La confiance compte plus que la structure

En pratique, le succès du RSSI dépend fortement de la qualité de la relation avec le dirigeant dont il rend compte.

Cette relation doit être fondée sur la confiance, l’alignement et la compréhension partagée de l’appétit pour le risque et des priorités stratégiques de l’organisation.

Si le cadre supérieur au RSSI comprend l’importance de la cybersécurité et est disposé à défendre le programme de sécurité au niveau du conseil d’administration et dans l’ensemble de l’entreprise, la structure hiérarchique peut extrêmement bien fonctionner.

Si ce soutien fait défaut parce que l’entreprise dans son ensemble ne voit pas l’importance stratégique de la cybersécurité, aucune ligne hiérarchique ne résoudra le problème comme par magie.

Le mythe du conflit DSI-RSSI

Un dernier argument fréquemment évoqué dans ces discussions est le supposé « conflit d’intérêts » entre le DSI et le RSSI.

Selon cette théorie, le RSSI ne devrait pas rendre compte au CIO car le CIO est responsable de la réalisation des projets technologiques et de la performance opérationnelle, tandis que le RSSI est responsable de l’application des contrôles de sécurité susceptibles de ralentir les choses.
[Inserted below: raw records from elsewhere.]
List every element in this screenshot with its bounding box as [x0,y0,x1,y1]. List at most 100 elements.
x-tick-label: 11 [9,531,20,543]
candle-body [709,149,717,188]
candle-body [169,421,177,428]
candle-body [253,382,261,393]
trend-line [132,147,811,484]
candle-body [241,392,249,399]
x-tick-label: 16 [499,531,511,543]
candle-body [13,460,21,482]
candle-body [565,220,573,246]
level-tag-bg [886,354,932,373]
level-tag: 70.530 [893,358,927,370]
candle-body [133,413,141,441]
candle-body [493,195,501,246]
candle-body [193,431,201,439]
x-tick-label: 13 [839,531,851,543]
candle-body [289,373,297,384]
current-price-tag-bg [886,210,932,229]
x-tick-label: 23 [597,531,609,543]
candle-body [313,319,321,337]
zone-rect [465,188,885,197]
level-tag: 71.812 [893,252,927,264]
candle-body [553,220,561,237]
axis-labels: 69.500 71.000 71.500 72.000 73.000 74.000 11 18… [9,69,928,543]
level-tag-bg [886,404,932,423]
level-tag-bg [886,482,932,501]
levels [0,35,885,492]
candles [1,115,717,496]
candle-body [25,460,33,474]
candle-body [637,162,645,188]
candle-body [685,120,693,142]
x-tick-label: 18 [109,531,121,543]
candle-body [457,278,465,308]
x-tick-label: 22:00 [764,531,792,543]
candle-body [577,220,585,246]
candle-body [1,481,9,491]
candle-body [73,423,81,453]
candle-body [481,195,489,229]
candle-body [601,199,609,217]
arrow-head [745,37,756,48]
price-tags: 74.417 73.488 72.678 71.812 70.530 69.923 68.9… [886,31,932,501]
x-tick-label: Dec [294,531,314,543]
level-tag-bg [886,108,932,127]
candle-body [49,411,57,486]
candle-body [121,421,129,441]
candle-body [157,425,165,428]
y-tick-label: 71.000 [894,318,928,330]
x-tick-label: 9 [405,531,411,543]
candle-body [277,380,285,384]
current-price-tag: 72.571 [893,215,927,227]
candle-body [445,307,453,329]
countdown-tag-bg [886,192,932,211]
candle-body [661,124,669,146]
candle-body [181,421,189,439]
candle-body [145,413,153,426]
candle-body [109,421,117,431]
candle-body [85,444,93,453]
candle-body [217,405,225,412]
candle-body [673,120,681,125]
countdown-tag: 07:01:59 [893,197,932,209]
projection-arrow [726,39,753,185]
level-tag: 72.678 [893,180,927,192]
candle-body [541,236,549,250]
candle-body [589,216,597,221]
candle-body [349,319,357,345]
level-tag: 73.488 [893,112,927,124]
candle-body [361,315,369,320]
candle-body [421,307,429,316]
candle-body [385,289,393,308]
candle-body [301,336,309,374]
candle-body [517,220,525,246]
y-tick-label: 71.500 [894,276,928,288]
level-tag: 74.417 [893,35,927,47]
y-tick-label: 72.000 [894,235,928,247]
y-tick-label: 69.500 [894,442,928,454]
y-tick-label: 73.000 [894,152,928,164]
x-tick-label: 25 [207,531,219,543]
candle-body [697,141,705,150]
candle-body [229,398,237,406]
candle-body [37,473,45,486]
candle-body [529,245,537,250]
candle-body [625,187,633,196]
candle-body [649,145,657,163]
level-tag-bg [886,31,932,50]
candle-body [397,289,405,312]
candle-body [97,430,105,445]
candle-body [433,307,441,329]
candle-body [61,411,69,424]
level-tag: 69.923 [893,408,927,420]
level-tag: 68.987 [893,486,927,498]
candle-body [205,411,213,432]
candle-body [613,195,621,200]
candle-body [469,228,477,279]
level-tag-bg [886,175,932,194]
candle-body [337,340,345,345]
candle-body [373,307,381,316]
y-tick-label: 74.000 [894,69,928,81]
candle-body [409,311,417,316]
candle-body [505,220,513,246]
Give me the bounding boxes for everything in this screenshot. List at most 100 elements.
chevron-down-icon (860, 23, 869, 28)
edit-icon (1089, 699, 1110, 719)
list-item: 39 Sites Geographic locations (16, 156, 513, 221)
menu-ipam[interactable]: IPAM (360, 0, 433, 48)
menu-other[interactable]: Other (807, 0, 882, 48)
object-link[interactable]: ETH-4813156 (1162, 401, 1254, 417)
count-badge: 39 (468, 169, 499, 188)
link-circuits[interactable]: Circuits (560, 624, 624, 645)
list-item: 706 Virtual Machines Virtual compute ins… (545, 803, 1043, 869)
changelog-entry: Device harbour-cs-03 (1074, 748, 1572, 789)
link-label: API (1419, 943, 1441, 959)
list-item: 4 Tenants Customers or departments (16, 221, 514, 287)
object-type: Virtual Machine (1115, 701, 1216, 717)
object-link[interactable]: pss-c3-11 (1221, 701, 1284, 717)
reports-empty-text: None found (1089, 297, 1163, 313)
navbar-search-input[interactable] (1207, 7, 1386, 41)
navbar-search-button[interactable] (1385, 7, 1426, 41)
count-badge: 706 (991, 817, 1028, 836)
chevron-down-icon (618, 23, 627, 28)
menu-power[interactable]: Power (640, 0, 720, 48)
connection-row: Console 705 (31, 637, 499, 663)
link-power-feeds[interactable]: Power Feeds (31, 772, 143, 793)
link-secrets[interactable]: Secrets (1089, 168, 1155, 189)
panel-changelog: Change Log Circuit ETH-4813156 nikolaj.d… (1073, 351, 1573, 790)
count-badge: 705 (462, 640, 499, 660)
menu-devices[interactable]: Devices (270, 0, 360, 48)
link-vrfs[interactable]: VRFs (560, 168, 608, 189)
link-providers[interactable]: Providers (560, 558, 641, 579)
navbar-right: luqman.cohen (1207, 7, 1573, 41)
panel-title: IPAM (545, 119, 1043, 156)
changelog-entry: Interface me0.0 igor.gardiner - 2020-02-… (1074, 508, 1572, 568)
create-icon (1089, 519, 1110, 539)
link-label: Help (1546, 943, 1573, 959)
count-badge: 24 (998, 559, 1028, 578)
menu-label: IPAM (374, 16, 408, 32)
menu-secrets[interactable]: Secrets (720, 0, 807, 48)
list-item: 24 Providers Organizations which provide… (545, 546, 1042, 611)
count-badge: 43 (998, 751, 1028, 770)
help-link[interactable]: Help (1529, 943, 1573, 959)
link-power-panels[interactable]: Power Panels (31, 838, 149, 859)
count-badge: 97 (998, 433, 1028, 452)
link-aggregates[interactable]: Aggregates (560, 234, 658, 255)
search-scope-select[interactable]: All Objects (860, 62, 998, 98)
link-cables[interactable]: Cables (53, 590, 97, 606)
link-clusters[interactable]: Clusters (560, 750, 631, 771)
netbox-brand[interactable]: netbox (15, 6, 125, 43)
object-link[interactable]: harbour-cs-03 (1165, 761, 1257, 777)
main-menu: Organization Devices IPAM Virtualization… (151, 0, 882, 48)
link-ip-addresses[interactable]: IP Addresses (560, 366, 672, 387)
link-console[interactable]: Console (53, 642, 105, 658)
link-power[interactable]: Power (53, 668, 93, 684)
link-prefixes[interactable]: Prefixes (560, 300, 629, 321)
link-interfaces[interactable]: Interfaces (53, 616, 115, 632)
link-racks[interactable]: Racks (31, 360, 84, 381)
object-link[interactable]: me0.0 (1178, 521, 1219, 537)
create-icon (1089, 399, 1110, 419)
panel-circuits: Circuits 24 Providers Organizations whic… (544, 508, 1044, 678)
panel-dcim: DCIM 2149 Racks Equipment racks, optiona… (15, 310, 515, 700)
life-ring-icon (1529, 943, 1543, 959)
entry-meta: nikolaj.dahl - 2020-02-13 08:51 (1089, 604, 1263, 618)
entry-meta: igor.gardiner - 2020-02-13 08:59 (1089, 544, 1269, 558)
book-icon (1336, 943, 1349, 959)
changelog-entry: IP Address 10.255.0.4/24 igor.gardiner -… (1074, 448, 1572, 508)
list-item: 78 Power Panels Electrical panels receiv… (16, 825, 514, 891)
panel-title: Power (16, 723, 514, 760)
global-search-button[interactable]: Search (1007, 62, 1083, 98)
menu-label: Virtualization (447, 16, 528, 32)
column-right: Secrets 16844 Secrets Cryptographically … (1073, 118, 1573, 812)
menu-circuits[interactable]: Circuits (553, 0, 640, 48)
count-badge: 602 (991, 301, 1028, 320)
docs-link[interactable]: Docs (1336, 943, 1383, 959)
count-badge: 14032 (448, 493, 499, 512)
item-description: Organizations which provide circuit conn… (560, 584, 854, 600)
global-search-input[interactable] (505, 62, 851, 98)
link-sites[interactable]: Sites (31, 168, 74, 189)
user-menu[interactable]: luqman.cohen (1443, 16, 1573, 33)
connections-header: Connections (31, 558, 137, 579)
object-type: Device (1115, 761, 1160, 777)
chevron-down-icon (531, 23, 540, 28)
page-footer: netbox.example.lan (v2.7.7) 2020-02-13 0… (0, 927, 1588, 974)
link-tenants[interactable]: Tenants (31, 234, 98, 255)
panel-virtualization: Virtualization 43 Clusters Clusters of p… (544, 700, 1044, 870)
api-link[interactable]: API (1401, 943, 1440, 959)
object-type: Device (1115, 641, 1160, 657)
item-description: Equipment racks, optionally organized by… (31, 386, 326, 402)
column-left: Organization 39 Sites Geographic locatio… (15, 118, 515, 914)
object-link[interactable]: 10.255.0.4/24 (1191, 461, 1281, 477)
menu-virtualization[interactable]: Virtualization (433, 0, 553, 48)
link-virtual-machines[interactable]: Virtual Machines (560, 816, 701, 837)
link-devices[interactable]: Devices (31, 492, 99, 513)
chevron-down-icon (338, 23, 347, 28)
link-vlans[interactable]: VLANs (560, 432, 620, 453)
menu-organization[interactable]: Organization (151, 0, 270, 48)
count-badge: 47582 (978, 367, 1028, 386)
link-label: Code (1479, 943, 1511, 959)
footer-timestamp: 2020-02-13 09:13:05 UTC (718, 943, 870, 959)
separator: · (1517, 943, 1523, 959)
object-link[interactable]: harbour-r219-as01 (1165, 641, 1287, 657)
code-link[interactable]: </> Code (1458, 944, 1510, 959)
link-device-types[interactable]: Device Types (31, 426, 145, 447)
Cet argument avait peut-être une certaine pertinence il y a 20 ans, lorsque les fonctions de sécurité étaient principalement chargées de l’audit des opérations informatiques.

Mais aujourd’hui, cela reflète de plus en plus une compréhension dépassée de ces deux rôles.

La cybersécurité moderne est profondément liée à l’architecture technologique, aux plateformes cloud, aux pipelines DevOps, aux programmes de transformation numérique et aux initiatives de résilience opérationnelle. La sécurité ne peut pas être considérée comme une fonction de surveillance externe contrôlant l’informatique à distance.

Il doit être intégré à la stratégie technologique elle-même. Tout DSI moderne devrait voir les choses de cette façon.

Dans cet environnement, une collaboration étroite entre le DSI et le RSSI est non seulement souhaitable, mais essentielle.

Présenter cette relation comme un conflit budgétaire structurel et une source de frictions est contreproductif et dépassé. Le véritable objectif ne doit pas être d’éviter les frictions mais de parvenir à un alignement : garantir que le leadership technologique et le leadership en matière de sécurité travaillent ensemble pour soutenir les objectifs stratégiques de l’organisation.

Aller au-delà du débat

En fin de compte, le débat permanent sur la ligne hiérarchique du RSSI détourne le secteur de la sécurité de questions plus importantes.

Ce qui importe bien plus, c’est de savoir si la cybersécurité est intégrée à la gouvernance d’entreprise, soutenue par la direction et alignée sur la stratégie de l’entreprise.

Si les organisations se disputent encore sur la place du RSSI en 2026, cela peut simplement indiquer qu’elles n’ont pas encore pleinement accepté la nature stratégique du cyber-risque.

Et jusqu’à ce que cela change, le débat se poursuivra probablement.

Non pas parce que la réponse est difficile, mais parce que le défi sous-jacent en matière de gouvernance n’est toujours pas résolu.

Cet article est publié dans le cadre du Foundry Expert Contributor Network.